DESCRIPTIONS OF POTENTIAL PROJECTS

Project: Photocatalytic Chemical Fixation of CO2

Research Mentor M.R. Hoffmann

Semiconductor photocatalysis has been successfully applied to organic synthesis,1 environmental decontamination,2 as well as water splitting and nitrogen activation.3 However, very few photoactive semiconductors have sufficiently negative conduction band potentials to effect the one electron reduction of CO2 to its radical anion, CO2 -. In addition, the photocatalyst should be active to UV-vis radiation (l > 300 nm) in order to use solar radiation and avoid photodecomposition of organic reagents and products. Colloidal cadmium sulfide (Q-CdS) is known to meet these requirements and has shown promise towards CO2 photofixation, typically with quantum efficiencies around 10% for CO2 reduction (l > 400 nm).4-6 In a rare example of artificial CO2 photofixation in organic substrates, Kanemoto et al. demonstrated that Q-CdS colloids catalyzed the formation of a-hydroxycarboxylic acid by reacting with aromatic ketones.4

Amines are known to interact physically, and sometimes chemically, with CO2. The recovery and removal of CO2 from industrial process exhaust streams (e.g., flue gases) using a CO2-amine-H2O system has been the subject of numerous publications.7 Aminoethan-2-ol also is used frequently in industrial applications, and triethanolamine is a common sacrificial electron donor in homogeneous systems containing [Ru(bpy)3]2+ and [Re(bpy)(CO3)Cl] as photocatalysts for the reduction of CO2.8

We are interested in studying the photolysis of amino-2-alcohols in the presence of CO2 and suitable photocatalysts (Scheme 1), such as manganese(II) sulfide,9,10 with the goal of providing a novel route to oxazolidinones (1). One desirable feature of this system is the potential for stereochemical control in the orientation of R' and R'' in oxazolidinone (1). The stereoelectronic environment of the aminoalcohol will be varied systematically to investigate this potential. Note that the amine electron donor is not “sacrificial” in this system, but is incorporated in the product.

References

1)      Fox, M. A.; Dulay, M. T. "Heterogeneous Photocatalysis". Chem. Rev. 1993, 93, 341-357.

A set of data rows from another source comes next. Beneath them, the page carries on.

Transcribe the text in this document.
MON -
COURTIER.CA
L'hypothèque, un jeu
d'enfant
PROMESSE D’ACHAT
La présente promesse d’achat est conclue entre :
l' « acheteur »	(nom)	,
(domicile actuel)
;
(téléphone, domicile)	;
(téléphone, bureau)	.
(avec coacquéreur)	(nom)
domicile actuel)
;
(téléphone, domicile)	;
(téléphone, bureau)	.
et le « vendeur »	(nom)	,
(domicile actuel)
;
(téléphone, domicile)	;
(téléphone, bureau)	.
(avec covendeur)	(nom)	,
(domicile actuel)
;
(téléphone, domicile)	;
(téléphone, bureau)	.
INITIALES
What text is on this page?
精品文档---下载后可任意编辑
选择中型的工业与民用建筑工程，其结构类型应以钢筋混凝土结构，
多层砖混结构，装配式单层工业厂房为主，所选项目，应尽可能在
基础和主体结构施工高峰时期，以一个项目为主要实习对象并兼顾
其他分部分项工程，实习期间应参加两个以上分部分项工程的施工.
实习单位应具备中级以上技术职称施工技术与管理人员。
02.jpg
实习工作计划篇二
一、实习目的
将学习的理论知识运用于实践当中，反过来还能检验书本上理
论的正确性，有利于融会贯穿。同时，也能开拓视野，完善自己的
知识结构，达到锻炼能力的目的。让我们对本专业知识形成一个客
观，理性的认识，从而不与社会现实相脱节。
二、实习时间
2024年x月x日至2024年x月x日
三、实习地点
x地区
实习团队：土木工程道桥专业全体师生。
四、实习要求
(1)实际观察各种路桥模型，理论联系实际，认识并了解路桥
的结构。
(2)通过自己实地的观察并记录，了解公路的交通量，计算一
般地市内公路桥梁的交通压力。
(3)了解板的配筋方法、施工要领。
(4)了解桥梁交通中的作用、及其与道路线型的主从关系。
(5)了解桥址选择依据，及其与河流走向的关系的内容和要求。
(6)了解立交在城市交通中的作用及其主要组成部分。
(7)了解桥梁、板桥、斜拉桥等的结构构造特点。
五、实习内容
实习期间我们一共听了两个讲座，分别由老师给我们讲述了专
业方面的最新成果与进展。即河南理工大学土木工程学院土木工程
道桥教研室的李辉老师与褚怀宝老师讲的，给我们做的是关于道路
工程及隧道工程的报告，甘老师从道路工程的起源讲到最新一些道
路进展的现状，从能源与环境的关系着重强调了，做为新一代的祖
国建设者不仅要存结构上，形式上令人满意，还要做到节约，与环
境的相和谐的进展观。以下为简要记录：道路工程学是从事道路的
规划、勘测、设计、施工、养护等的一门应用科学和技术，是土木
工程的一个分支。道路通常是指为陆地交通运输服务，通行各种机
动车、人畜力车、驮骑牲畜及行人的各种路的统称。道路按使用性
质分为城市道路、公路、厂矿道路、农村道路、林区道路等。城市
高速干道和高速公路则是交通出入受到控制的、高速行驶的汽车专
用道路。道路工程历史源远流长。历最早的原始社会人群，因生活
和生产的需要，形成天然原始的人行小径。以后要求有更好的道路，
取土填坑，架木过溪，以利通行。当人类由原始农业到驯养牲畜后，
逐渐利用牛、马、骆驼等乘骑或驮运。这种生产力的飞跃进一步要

2)      Hoffmann, M. R.; Martin, S. T.; Choi, W.; Bahnemann, D. "Environmental Applications of Semiconductor Photocatalysis". Chem. Rev. 1995, 95, 69-96.

3)      Lewis, L. N. "Chemical Catalysis by Colloids and Clusters". Chem. Rev. 1993, 93, 2693-2730.

4)      Kanemoto, M.; Ankyu, H.; Wada, Y.; Yanagida, S. "Visible-light Induced Photofixation of CO2 into Benzophenone Catalyzed by Colloidal CdS Microcrystallites". Chem. Lett. 1992, 2113-2114.

5)      Kanemoto, M.; Nomura, M.; Wada, Y.; Akano, T.; Yanagida, S. "Effect of In3+ in Nano-Scale CdS-catalyzed Photoreduction of CO2". Chem. Lett. 1993, 1687-1688.

6)      Fujiwara, H.; Kanemoto, M.; Ankyu, H.; Murakoshi, K.; Wada, Y.; Yanagida, S. "Visible-light Induced Photofixation of Carbon Dioxide into Aromatic Ketones and Benzyl Halides Catalysed by CdS Nanocrystallites". J. Chem. Soc., Perkin Trans. 2 1997, 317-321.

7)      Ohno, K.; Inoue, Y.; Yoshida, H.; Matsuura, H. "Reaction of Aqueous 2-(N-Methylamino)ethanol Solutions with Carbon Dioxide. Chemical Species and their Conformations Studied by Vibrational Spectroscopy and ab Initio Theories". J. Phys. Chem. 1999, 103, 4283-4292.

8)      Ziessel, R. Photosensitization and Photocatalysis Using Inorganic and Organometallic Compounds. In; Kalyanasundaram, K. and Grätzel, M., Ed.; Kluwer Academic Publishers: Norwell, 1993, pp 217-245.

9)      Michel, F. M.; Schoonen, M. A. A.; Zhang, X. V.; Martin, S. T.; Parise, J. B. "Hydrothermal Synthesis of Pure Alpha-phase Manganese(II) Sulfide Without the Use of Organic Reagents". Chem. Mat. 2006, 18, 1726-1736.

10)    Zhang, X. V.; Martin, S. T.; Friend, C. M.; Schoonen, M. A. A.; Holland, H. D. "Mineral-assisted Pathways in Prebiotic Synthesis: Photoelectrochemical Reduction of Carbon(+IV) by Manganese Sulfide". J. Am. Chem. Soc. 2004, 126, 11247-11253.